Immune-based therapy shows promise against advanced breast cancers


WEDNESDAY, Feb. 9, 2022 (HealthDay News) — An experimental therapy that harnesses the body’s tumor-fighting immune cells may be effective for some women with advanced breast cancerearly research suggests.

The findings come from an ongoing trial at the US National Cancer Institute (NCI). It is testing a new approach to treat women whose breast cancer has spread throughout the body and is not responding to standard therapies.

The researchers call it a “highly personalized” way of immunotherapy used by patients themselves immune system T cells to attack your genetically unique cancer.

At this point, the team reports only six women who have undergone the immunotherapy. Three responded and have been cancer-free for at least 3.5 years, according to findings published online Feb. 1 in the Journal of Clinical Oncology.

“This is highly experimental and not yet approved by the Food and Drug Administration,” said lead researcher Dr.
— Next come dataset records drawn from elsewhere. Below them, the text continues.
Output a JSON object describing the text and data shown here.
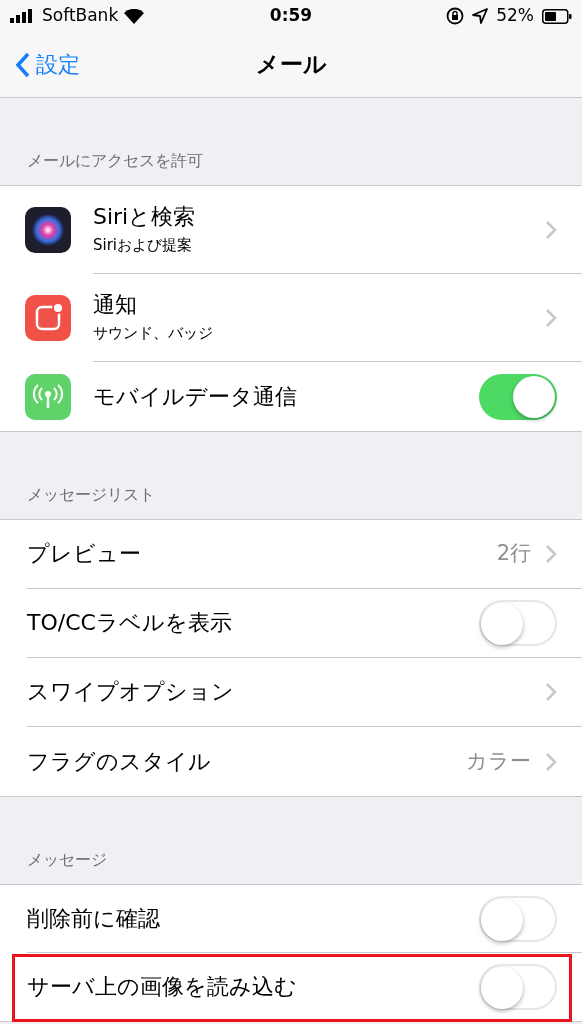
{
  "status_bar": {
    "carrier": "SoftBank",
    "time": "0:59",
    "battery": "52%"
  },
  "nav": {
    "back": "設定",
    "title": "メール"
  },
  "sections": [
    {
      "header": "メールにアクセスを許可",
      "rows": [
        {
          "kind": "nav",
          "title": "Siriと検索",
          "subtitle": "Siriおよび提案",
          "highlighted": false
        },
        {
          "kind": "nav",
          "title": "通知",
          "subtitle": "サウンド、バッジ",
          "highlighted": false
        },
        {
          "kind": "toggle",
          "title": "モバイルデータ通信",
          "on": true,
          "highlighted": false
        }
      ]
    },
    {
      "header": "メッセージリスト",
      "rows": [
        {
          "kind": "nav",
          "title": "プレビュー",
          "detail": "2行",
          "highlighted": false
        },
        {
          "kind": "toggle",
          "title": "TO/CCラベルを表示",
          "on": false,
          "highlighted": false
        },
        {
          "kind": "nav",
          "title": "スワイプオプション",
          "highlighted": false
        },
        {
          "kind": "nav",
          "title": "フラグのスタイル",
          "detail": "カラー",
          "highlighted": false
        }
      ]
    },
    {
      "header": "メッセージ",
      "rows": [
        {
          "kind": "toggle",
          "title": "削除前に確認",
          "on": false,
          "highlighted": false
        },
        {
          "kind": "toggle",
          "title": "サーバ上の画像を読み込む",
          "on": false,
          "highlighted": true
        }
      ]
    }
  ]
}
Steven Rosenberg, chief of the surgery branch at the NCI Center for Cancer Research.

But, he said, the initial findings offer “hope.”

Rosenberg said the results also run counter to the traditional “dogma” that breast cancer does not usually elicit a large immune response and therefore is generally not amenable to immunotherapy.

Immunotherapy refers to any treatment that uses the defenses of the immune system to fight a disease. There are several forms of cancer immunotherapy already approved, but not all types of cancer respond well to these drugs.

Melanoma it’s an excellent example of a cancer that responds well, Rosenberg said. Melanoma Tumors carry many mutations, which can generate a strong immune reaction. Y immunotherapy (particularly drugs called checkpoint inhibitors) has transformed the treatment of advanced melanoma.

In contrast, breast tumors contain relatively few mutations, and so far there has been limited success in treating advanced breast cancer with available immunotherapies. Checkpoint inhibitors are approved for certain women with aggressive subtype of breast cancer known as triple negative.

The approach being developed by the Rosenberg team is different. “We’re using the patient’s T cells as a drug,” she said.

Until now, researchers have used the approach to treat patients with advanced melanoma and other types of cancer, including a rare gastrointestinal cancer.

Specifically, the treatment relies on tumor-infiltrating lymphocytes, T cells found in and around a tumor. The idea is that if those T cells are really reactive against the tumor, that can be enhanced and used as a weapon.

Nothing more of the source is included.